November 1, 2011
Although we don't believe in timing the market or panicking over market movements, we do like to keep an eye on big changes -- just in case they're material to our investing thesis.
What: Shares of independent energy company Venoco (NYSE: VQ ) were off as much as 10% in intraday after the company reported third-quarter earnings.
So what: Were third-quarter results really as bad as the stock performance suggests? Yup, pretty much. Production was down from a year ago, and without much seen changing that in the fourth quarter, management decided to ratchet down its 2011 production guidance. The lower production held back total revenue, which, at $78.9 million, was well short of analysts' estimates of $90.6 million. Adjusted profit, meanwhile -- which excludes unrealized commodity gains and losses -- fell below even to a slight loss. Wall Street was looking for a $0.21-per-share profit.
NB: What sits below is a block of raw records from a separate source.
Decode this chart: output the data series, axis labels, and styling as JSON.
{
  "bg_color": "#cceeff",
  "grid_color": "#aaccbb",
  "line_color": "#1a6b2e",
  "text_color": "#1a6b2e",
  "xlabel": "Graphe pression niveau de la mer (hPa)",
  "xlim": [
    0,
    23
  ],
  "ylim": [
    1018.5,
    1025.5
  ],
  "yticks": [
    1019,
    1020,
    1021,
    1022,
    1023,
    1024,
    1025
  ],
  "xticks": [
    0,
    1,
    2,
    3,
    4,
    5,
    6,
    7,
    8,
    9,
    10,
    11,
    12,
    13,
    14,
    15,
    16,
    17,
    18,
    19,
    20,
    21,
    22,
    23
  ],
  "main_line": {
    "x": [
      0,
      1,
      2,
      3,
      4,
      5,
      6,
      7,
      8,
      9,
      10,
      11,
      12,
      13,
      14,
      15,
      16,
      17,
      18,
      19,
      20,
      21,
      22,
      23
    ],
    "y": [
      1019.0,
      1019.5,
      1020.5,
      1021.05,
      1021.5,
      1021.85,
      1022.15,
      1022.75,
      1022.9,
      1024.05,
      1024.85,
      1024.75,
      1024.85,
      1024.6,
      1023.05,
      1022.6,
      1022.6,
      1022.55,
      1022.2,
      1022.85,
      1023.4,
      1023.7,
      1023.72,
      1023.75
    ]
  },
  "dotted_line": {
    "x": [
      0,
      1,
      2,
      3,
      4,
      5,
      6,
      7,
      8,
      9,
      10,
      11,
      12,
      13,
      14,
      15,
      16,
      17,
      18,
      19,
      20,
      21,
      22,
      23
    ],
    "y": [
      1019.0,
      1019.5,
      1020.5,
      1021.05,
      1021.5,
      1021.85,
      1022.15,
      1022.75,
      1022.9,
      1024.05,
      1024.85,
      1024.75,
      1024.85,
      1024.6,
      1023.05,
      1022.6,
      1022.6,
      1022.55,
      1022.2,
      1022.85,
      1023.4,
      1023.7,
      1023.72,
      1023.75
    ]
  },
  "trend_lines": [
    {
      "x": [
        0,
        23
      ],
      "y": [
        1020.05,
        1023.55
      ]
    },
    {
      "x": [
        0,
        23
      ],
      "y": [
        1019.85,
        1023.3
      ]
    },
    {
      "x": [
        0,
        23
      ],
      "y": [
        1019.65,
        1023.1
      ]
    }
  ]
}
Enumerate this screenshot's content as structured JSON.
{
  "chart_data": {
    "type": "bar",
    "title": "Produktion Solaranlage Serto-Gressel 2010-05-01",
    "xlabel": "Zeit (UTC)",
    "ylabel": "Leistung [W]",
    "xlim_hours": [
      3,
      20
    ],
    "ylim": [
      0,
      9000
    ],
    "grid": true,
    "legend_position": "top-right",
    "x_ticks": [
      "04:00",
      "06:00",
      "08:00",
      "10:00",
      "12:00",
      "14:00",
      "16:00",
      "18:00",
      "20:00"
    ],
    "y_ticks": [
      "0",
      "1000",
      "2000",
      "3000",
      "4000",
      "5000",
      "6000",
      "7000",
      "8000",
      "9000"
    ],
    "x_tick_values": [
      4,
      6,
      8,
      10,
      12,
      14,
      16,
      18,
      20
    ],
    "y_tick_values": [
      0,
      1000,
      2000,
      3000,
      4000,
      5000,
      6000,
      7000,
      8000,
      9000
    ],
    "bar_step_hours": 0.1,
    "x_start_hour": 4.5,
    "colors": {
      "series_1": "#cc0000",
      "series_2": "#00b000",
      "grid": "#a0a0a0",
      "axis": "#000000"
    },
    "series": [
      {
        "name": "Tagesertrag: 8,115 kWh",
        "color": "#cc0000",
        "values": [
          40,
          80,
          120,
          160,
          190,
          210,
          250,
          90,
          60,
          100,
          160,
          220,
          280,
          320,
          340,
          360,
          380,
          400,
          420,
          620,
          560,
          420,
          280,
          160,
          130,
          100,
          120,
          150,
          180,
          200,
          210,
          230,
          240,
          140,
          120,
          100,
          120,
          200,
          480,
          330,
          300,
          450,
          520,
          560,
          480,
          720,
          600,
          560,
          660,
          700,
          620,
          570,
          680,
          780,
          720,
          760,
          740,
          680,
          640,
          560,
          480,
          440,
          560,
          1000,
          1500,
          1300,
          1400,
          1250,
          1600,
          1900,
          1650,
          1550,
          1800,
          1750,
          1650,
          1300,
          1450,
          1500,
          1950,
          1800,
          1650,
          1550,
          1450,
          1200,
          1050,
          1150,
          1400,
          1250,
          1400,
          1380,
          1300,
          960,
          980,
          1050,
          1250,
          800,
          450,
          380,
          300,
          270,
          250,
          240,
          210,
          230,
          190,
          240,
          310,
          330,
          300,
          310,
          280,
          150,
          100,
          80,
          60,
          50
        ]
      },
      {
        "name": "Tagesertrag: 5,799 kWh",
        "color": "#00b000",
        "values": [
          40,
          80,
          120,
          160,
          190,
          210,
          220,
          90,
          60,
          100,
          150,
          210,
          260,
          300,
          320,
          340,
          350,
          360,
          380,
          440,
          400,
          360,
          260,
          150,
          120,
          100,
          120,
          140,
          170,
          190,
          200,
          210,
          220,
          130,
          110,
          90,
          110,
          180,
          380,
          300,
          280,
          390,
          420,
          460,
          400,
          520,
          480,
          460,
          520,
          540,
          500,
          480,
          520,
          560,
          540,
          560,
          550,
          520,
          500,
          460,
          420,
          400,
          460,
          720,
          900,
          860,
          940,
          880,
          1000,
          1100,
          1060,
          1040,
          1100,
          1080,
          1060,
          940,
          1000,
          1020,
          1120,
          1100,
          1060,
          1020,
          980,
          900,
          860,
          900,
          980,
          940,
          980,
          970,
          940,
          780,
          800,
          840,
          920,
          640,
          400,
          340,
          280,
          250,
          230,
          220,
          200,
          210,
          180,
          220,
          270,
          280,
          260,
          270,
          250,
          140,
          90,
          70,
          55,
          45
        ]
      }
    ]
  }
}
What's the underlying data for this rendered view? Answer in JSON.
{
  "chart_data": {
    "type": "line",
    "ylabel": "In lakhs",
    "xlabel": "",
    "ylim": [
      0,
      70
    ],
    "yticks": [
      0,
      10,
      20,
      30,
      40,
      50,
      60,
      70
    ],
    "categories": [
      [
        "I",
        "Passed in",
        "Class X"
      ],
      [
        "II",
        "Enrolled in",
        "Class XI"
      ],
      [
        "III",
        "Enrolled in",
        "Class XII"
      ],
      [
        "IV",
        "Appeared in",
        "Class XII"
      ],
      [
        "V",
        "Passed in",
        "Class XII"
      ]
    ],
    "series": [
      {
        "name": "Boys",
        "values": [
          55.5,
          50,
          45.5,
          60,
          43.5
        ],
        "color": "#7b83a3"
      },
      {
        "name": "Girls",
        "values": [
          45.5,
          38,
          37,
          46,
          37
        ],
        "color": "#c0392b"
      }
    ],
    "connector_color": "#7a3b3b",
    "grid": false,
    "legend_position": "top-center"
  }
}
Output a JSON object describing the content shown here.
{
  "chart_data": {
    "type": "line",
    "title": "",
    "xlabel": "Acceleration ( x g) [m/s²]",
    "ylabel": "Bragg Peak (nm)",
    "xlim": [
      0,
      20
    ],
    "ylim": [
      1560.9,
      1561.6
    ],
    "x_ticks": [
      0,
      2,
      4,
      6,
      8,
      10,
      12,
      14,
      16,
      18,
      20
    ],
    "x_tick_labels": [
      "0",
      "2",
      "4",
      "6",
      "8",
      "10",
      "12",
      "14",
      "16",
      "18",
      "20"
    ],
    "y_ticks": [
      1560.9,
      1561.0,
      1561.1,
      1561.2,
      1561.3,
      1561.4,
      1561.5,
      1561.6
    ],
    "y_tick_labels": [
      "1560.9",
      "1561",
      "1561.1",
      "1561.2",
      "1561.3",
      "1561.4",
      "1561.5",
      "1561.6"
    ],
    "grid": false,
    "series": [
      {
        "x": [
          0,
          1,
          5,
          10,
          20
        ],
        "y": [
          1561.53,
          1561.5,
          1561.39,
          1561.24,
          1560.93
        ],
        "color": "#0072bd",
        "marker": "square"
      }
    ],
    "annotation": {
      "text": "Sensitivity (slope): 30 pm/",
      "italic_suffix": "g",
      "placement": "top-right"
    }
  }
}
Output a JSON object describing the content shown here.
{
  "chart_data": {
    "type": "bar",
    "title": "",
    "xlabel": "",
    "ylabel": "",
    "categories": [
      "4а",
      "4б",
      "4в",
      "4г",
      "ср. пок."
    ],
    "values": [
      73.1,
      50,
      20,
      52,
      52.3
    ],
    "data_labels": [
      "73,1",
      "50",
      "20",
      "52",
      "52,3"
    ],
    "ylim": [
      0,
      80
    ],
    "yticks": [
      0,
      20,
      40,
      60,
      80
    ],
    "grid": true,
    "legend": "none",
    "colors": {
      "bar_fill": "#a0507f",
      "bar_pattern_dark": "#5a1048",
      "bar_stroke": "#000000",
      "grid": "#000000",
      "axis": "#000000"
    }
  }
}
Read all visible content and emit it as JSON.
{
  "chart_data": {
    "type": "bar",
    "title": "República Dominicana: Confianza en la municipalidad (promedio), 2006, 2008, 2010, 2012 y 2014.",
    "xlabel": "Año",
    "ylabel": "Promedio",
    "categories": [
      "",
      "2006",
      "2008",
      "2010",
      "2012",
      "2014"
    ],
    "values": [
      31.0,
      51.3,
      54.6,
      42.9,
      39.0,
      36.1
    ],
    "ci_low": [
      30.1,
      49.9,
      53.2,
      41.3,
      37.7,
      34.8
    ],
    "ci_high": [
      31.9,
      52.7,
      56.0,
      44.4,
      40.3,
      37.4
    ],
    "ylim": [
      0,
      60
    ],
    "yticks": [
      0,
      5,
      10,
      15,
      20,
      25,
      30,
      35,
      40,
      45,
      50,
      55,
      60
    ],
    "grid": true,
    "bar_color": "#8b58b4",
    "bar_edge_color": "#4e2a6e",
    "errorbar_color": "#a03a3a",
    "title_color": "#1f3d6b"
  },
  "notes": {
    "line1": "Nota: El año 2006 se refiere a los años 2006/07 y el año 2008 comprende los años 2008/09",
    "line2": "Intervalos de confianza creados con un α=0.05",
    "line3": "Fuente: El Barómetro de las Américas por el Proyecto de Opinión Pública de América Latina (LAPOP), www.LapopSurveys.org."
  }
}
Now what: As an investor, I have a preference toward companies that have a proven track record of consistently producing profits and positive free cash flow while maintaining strong balance sheets. For that reason, Venoco isn't exactly in my investing wheelhouse. For those who have seen some promise in Venoco shares, though, there's good reason to be a bit concerned about the results the company turned out this quarter. However, Foolish investors keep the focus on the big picture, so it's important to consider whether this quarter is a blip for an otherwise sound company or a trend that could continue on into the future.